Advanced Chemometrics without Equations (ACWE) takes up where our popular Chemometrics without Equations (CWE) course leaves off. It is assumed that participants will have a working knowledge of Principal Components Analysis (PCA) and regression with Partial Least Squares (PLS). ACWE concentrates on improving chemometric models via 1) advanced preprocessing methods and 2) variable selection and 3) semi-automatic machine learning (semi-auto ML) for model generation.

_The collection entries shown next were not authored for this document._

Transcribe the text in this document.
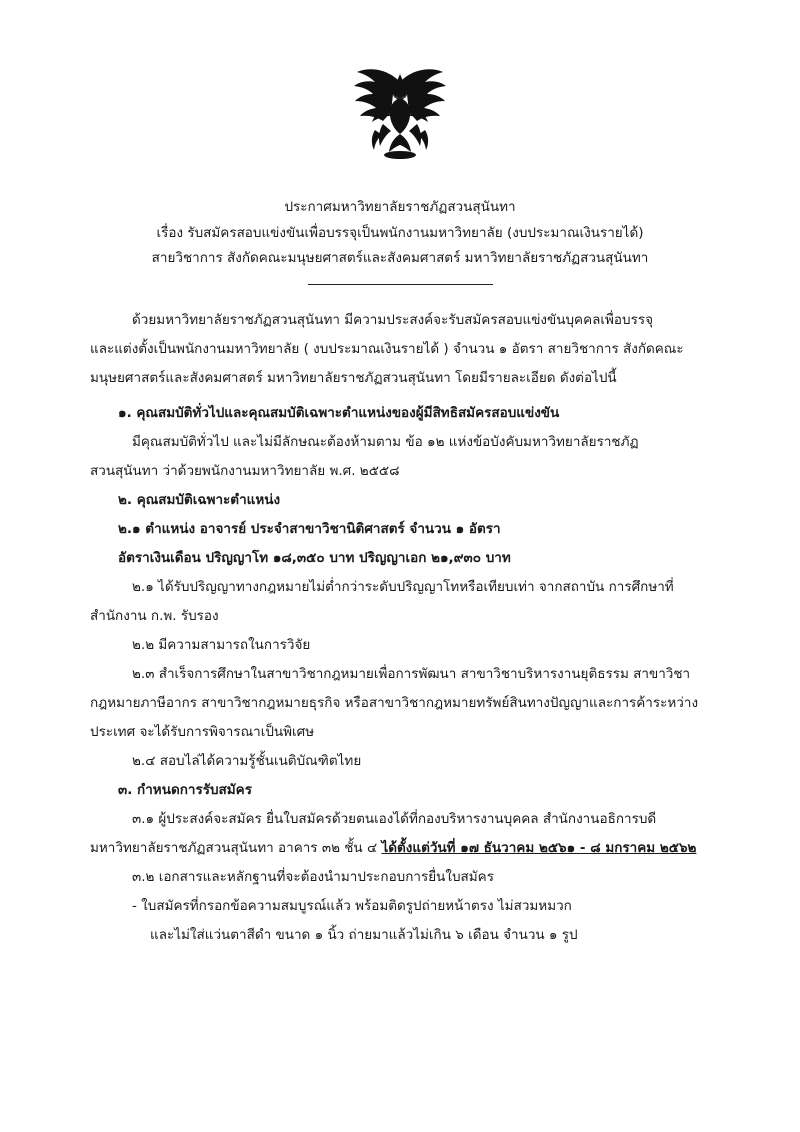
ประกาศมหาวิทยาลัยราชภัฏสวนสุนันทา
เรื่อง รับสมัครสอบแข่งขันเพื่อบรรจุเป็นพนักงานมหาวิทยาลัย (งบประมาณเงินรายได้)
สายวิชาการ สังกัดคณะมนุษยศาสตร์และสังคมศาสตร์ มหาวิทยาลัยราชภัฏสวนสุนันทา

ด้วยมหาวิทยาลัยราชภัฏสวนสุนันทา มีความประสงค์จะรับสมัครสอบแข่งขันบุคคลเพื่อบรรจุ

และแต่งตั้งเป็นพนักงานมหาวิทยาลัย ( งบประมาณเงินรายได้ ) จำนวน ๑ อัตรา สายวิชาการ สังกัดคณะ

มนุษยศาสตร์และสังคมศาสตร์ มหาวิทยาลัยราชภัฏสวนสุนันทา โดยมีรายละเอียด ดังต่อไปนี้

๑. คุณสมบัติทั่วไปและคุณสมบัติเฉพาะตำแหน่งของผู้มีสิทธิสมัครสอบแข่งขัน

มีคุณสมบัติทั่วไป และไม่มีลักษณะต้องห้ามตาม ข้อ ๑๒ แห่งข้อบังคับมหาวิทยาลัยราชภัฏ

สวนสุนันทา ว่าด้วยพนักงานมหาวิทยาลัย พ.ศ. ๒๕๕๘

๒. คุณสมบัติเฉพาะตำแหน่ง

๒.๑ ตำแหน่ง อาจารย์ ประจำสาขาวิชานิติศาสตร์ จำนวน ๑ อัตรา

อัตราเงินเดือน ปริญญาโท ๑๘,๓๕๐ บาท ปริญญาเอก ๒๑,๙๓๐ บาท

๒.๑ ได้รับปริญญาทางกฎหมายไม่ต่ำกว่าระดับปริญญาโทหรือเทียบเท่า จากสถาบัน การศึกษาที่

สำนักงาน ก.พ. รับรอง

๒.๒ มีความสามารถในการวิจัย

๒.๓ สำเร็จการศึกษาในสาขาวิชากฎหมายเพื่อการพัฒนา สาขาวิชาบริหารงานยุติธรรม สาขาวิชา

กฎหมายภาษีอากร สาขาวิชากฎหมายธุรกิจ หรือสาขาวิชากฎหมายทรัพย์สินทางปัญญาและการค้าระหว่าง

ประเทศ จะได้รับการพิจารณาเป็นพิเศษ

๒.๔ สอบไล่ได้ความรู้ชั้นเนติบัณฑิตไทย

๓. กำหนดการรับสมัคร

๓.๑ ผู้ประสงค์จะสมัคร ยื่นใบสมัครด้วยตนเองได้ที่กองบริหารงานบุคคล สำนักงานอธิการบดี

มหาวิทยาลัยราชภัฏสวนสุนันทา อาคาร ๓๒ ชั้น ๔ ได้ตั้งแต่วันที่ ๑๗ ธันวาคม ๒๕๖๑ - ๘ มกราคม ๒๕๖๒

๓.๒ เอกสารและหลักฐานที่จะต้องนำมาประกอบการยื่นใบสมัคร

- ใบสมัครที่กรอกข้อความสมบูรณ์แล้ว พร้อมติดรูปถ่ายหน้าตรง ไม่สวมหมวก

และไม่ใส่แว่นตาสีดำ ขนาด ๑ นิ้ว ถ่ายมาแล้วไม่เกิน ๖ เดือน จำนวน ๑ รูป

The critical difference between inadequate and successful chemometric models is often data preprocessing, i.e. what is done to the data before using PCA, PLS etc. The goal of preprocessing is to remove variation not related to the problem of interest so that the variation of interest is more evident and can be more easily modeled. The variables selected, e.g. spectral regions, can also greatly affect the success of the application. ACWE focuses on advanced preprocessing methods for improving models. Variable selection techniques are also considered, alone with the effect of preprocessing and variable selection on robustness of the final models. The course concludes with an introduction to semi-auto ML which, with the help of the user, generates and tests many model preprocessing and variable selection options and presents the user with a number of candidate models.

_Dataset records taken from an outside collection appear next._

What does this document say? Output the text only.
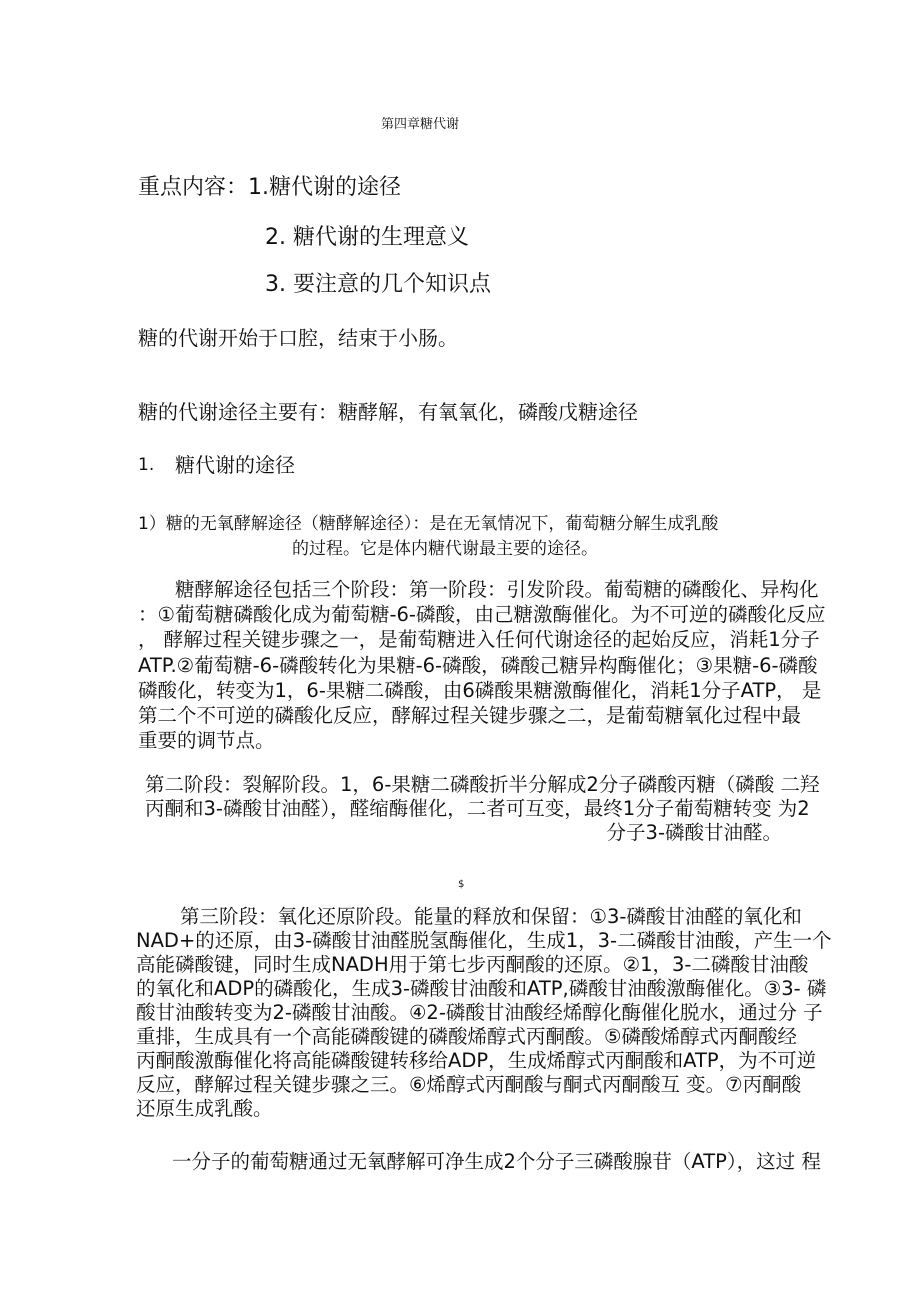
第四章糖代谢
重点内容：1.糖代谢的途径
2. 糖代谢的生理意义
3. 要注意的几个知识点
糖的代谢开始于口腔，结束于小肠。
糖的代谢途径主要有：糖酵解，有氧氧化，磷酸戊糖途径
1. 糖代谢的途径
1）糖的无氧酵解途径（糖酵解途径）：是在无氧情况下，葡萄糖分解生成乳酸
的过程。它是体内糖代谢最主要的途径。
糖酵解途径包括三个阶段：第一阶段：引发阶段。葡萄糖的磷酸化、异构化
：①葡萄糖磷酸化成为葡萄糖-6-磷酸，由己糖激酶催化。为不可逆的磷酸化反应
， 酵解过程关键步骤之一，是葡萄糖进入任何代谢途径的起始反应，消耗1分子
ATP.②葡萄糖-6-磷酸转化为果糖-6-磷酸，磷酸己糖异构酶催化；③果糖-6-磷酸
磷酸化，转变为1，6-果糖二磷酸，由6磷酸果糖激酶催化，消耗1分子ATP， 是
第二个不可逆的磷酸化反应，酵解过程关键步骤之二，是葡萄糖氧化过程中最
重要的调节点。
第二阶段：裂解阶段。1，6-果糖二磷酸折半分解成2分子磷酸丙糖（磷酸 二羟
丙酮和3-磷酸甘油醛），醛缩酶催化，二者可互变，最终1分子葡萄糖转变 为2
分子3-磷酸甘油醛。
$
第三阶段：氧化还原阶段。能量的释放和保留：①3-磷酸甘油醛的氧化和
NAD+的还原，由3-磷酸甘油醛脱氢酶催化，生成1，3-二磷酸甘油酸，产生一个
高能磷酸键，同时生成NADH用于第七步丙酮酸的还原。②1，3-二磷酸甘油酸
的氧化和ADP的磷酸化，生成3-磷酸甘油酸和ATP,磷酸甘油酸激酶催化。③3- 磷
酸甘油酸转变为2-磷酸甘油酸。④2-磷酸甘油酸经烯醇化酶催化脱水，通过分 子
重排，生成具有一个高能磷酸键的磷酸烯醇式丙酮酸。⑤磷酸烯醇式丙酮酸经
丙酮酸激酶催化将高能磷酸键转移给ADP，生成烯醇式丙酮酸和ATP，为不可逆
反应，酵解过程关键步骤之三。⑥烯醇式丙酮酸与酮式丙酮酸互 变。⑦丙酮酸
还原生成乳酸。
一分子的葡萄糖通过无氧酵解可净生成2个分子三磷酸腺苷（ATP），这过 程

Advanced Chemometrics Without Equations (or Hardly Any) is designed for those who wish to explore the problem-solving power of chemometric tools but are discouraged by the high level of mathematics found in many software manuals and texts. Course emphasis is on proper application and interpretation of chemometric methods as applied to real-life problems. The objective is to teach in the simplest way possible so that participants will be better chemometrics practitioners and managers.

1. Introduction
     a. Brief review of PCA 
     b. Brief review of PLS regression
2. Advanced Preprocessing 
   a. What are the goals of preprocessing?
b. Mean- and median-centering, autoscaling
c. Normalization and standard normal variate
d. Savitsky-Golay and filtering
e. Generalized least squares weighting (GLS)

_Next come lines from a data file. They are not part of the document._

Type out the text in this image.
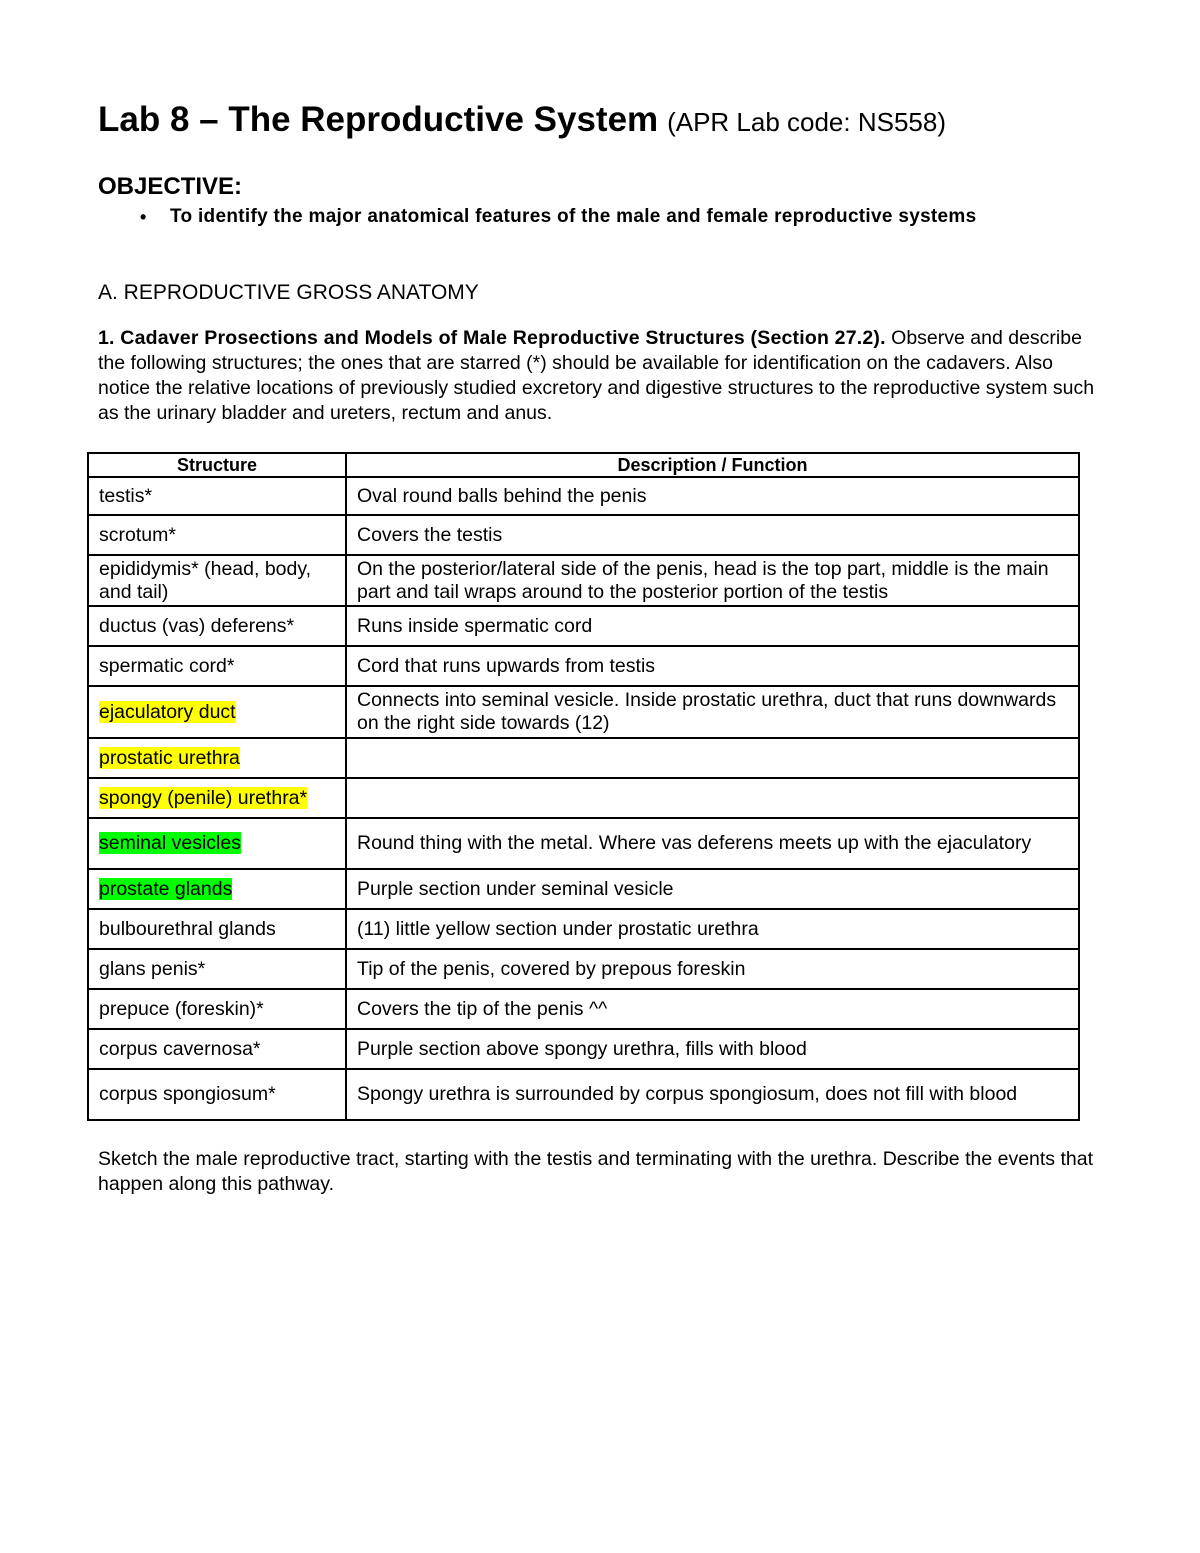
Lab 8 – The Reproductive System (APR Lab code: NS558)
OBJECTIVE:
• To identify the major anatomical features of the male and female reproductive systems
A. REPRODUCTIVE GROSS ANATOMY

1. Cadaver Prosections and Models of Male Reproductive Structures (Section 27.2). Observe and describe the following structures; the ones that are starred (*) should be available for identification on the cadavers. Also notice the relative locations of previously studied excretory and digestive structures to the reproductive system such as the urinary bladder and ureters, rectum and anus.

Structure	Description / Function
testis*	Oval round balls behind the penis
scrotum*	Covers the testis
epididymis* (head, body, and tail)	On the posterior/lateral side of the penis, head is the top part, middle is the main part and tail wraps around to the posterior portion of the testis
ductus (vas) deferens*	Runs inside spermatic cord
spermatic cord*	Cord that runs upwards from testis
ejaculatory duct	Connects into seminal vesicle. Inside prostatic urethra, duct that runs downwards on the right side towards (12)
prostatic urethra	
spongy (penile) urethra*	
seminal vesicles	Round thing with the metal. Where vas deferens meets up with the ejaculatory
prostate glands	Purple section under seminal vesicle
bulbourethral glands	(11) little yellow section under prostatic urethra
glans penis*	Tip of the penis, covered by prepous foreskin
prepuce (foreskin)*	Covers the tip of the penis ^^
corpus cavernosa*	Purple section above spongy urethra, fills with blood
corpus spongiosum*	Spongy urethra is surrounded by corpus spongiosum, does not fill with blood

Sketch the male reproductive tract, starting with the testis and terminating with the urethra. Describe the events that happen along this pathway.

f. Multiplicative scatter correction (MSC)
g. Extended multiplicative scatter correction (EMSC)
3. Variable Selection
   a. Why do variable selection?
b. Knowledge based selection
c. Model based, e.g. on loadings
d. Interval PLS (iPLS)
4. Semi-Auto ML for Model Generation
   a.  Why automatic model generation?
b.  The Semi-auto ML work flow
c.  Evaluating candidate models: overfit vs. prediction error
d.  Other considerations: complexity, robustness
e.  Final model selection

Dr. Neal B. Gallagher, PLS_Toolbox co-author and co‐founder of Eigenvector Research, Inc., holds a doctorate in Chemical Engineering and has experience in a wide variety of applications spanning chemical process monitoring, hyperspectral image analysis, anomaly detection, quantification and classification, regression modeling and analytical instrumental development. He has extensive teaching experience including Eigenvector University and dozens of chemometric courses.